LLMs can use search engines as a tool. One possibility is Google embeds the search query through these embeddings and does retrieval using them and then the retrieved result is pasted into the model's chain of thought (which..unless they have an external memory module in their model, is basically the model's only working memory).
You're right on this. "Advanced" RAG techniques are all complete marketing BS, in the end all you're doing it passing the text into the model's context window.
Your comment really helps me improve my mental model about LLM. Can someone smarter help me verify my understanding:
1) at the end of the day, we are still sending raw text over LLM as input to get output back as response.

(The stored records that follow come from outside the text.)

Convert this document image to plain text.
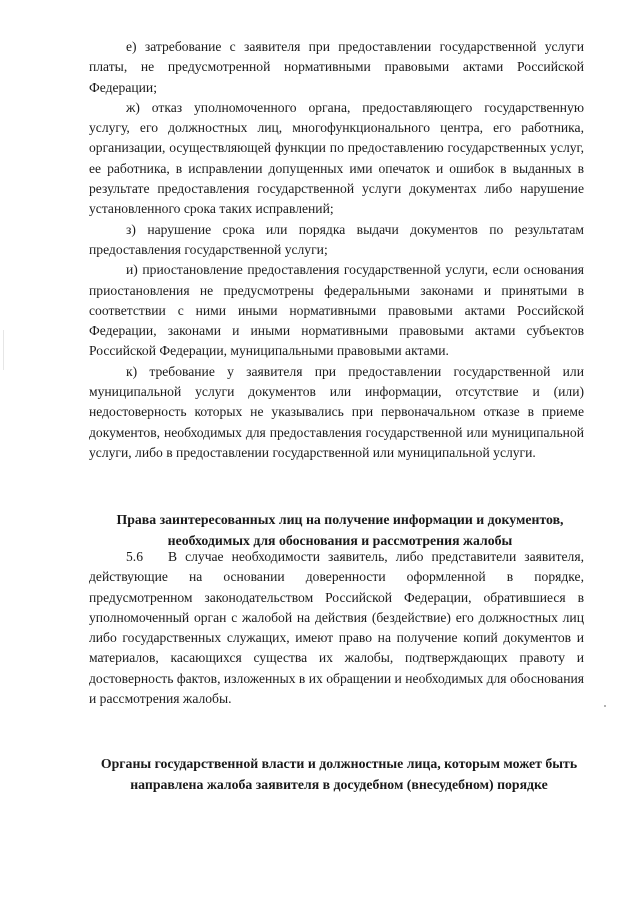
е) затребование с заявителя при предоставлении государственной услуги платы, не предусмотренной нормативными правовыми актами Российской Федерации;

ж) отказ уполномоченного органа, предоставляющего государственную услугу, его должностных лиц, многофункционального центра, его работника, организации, осуществляющей функции по предоставлению государственных услуг, ее работника, в исправлении допущенных ими опечаток и ошибок в выданных в результате предоставления государственной услуги документах либо нарушение установленного срока таких исправлений;

з) нарушение срока или порядка выдачи документов по результатам предоставления государственной услуги;

и) приостановление предоставления государственной услуги, если основания приостановления не предусмотрены федеральными законами и принятыми в соответствии с ними иными нормативными правовыми актами Российской Федерации, законами и иными нормативными правовыми актами субъектов Российской Федерации, муниципальными правовыми актами.

к) требование у заявителя при предоставлении государственной или муниципальной услуги документов или информации, отсутствие и (или) недостоверность которых не указывались при первоначальном отказе в приеме документов, необходимых для предоставления государственной или муниципальной услуги, либо в предоставлении государственной или муниципальной услуги.

Права заинтересованных лиц на получение информации и документов, необходимых для обоснования и рассмотрения жалобы

5.6 В случае необходимости заявитель, либо представители заявителя, действующие на основании доверенности оформленной в порядке, предусмотренном законодательством Российской Федерации, обратившиеся в уполномоченный орган с жалобой на действия (бездействие) его должностных лиц либо государственных служащих, имеют право на получение копий документов и материалов, касающихся существа их жалобы, подтверждающих правоту и достоверность фактов, изложенных в их обращении и необходимых для обоснования и рассмотрения жалобы.

Органы государственной власти и должностные лица, которым может быть направлена жалоба заявителя в досудебном (внесудебном) порядке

2) RAG/Embedding is just a way to identify a "certain chunk" to be included in the LLM input so that you don't have to dump the entire ground truth document into LLM Let's take Everlaw for example: all of their legal docs are in embeddings format and RAG/tool call will retrieve relevant document to feed into LLM input.
So in that sense, what do these non-foundational models startups mean when they say they are training or fine tuning models? Where does the line end between inputting into LLM vs having them baked in model weights
Oh what you don't understand is that LLMs also use embeddings inside, it's how they represent tokens. It's just that you don't get to see the embeddings, they are inner workings.
RAG is taking a bunch of docs, chunking them it to text blocks of a certain length (how best todo this up for debate), creating a search API that takes query (like a google search) and compares it to the document chunks (very much how your describing). Take the returned chunks, ignore the score from vector search, feed those chunks into a re-ranker with the original query (this step is important vector search mostly sucks), filter those re-ranked for the top 1/2 results and then format a prompt like;
The user ask 'long query', we fetched some docs (see below), answer the query based on the docs (reference the docs if u feel like it)
Doc1.pdf - Chunk N Eat cheese
Doc2.pdf- Chunk Y Dont eat cheese
You then expose the search API as a "tool" for the LLM to call, slightly reformatting the prompt above into a multi turn convo, and suddenly you're in ze money.
But once your users are happy with those results they'll want something dumb like the latest football scores, then you need a web tool - and then it never ends.
To be fair though, its pretty powerful once you've got in place.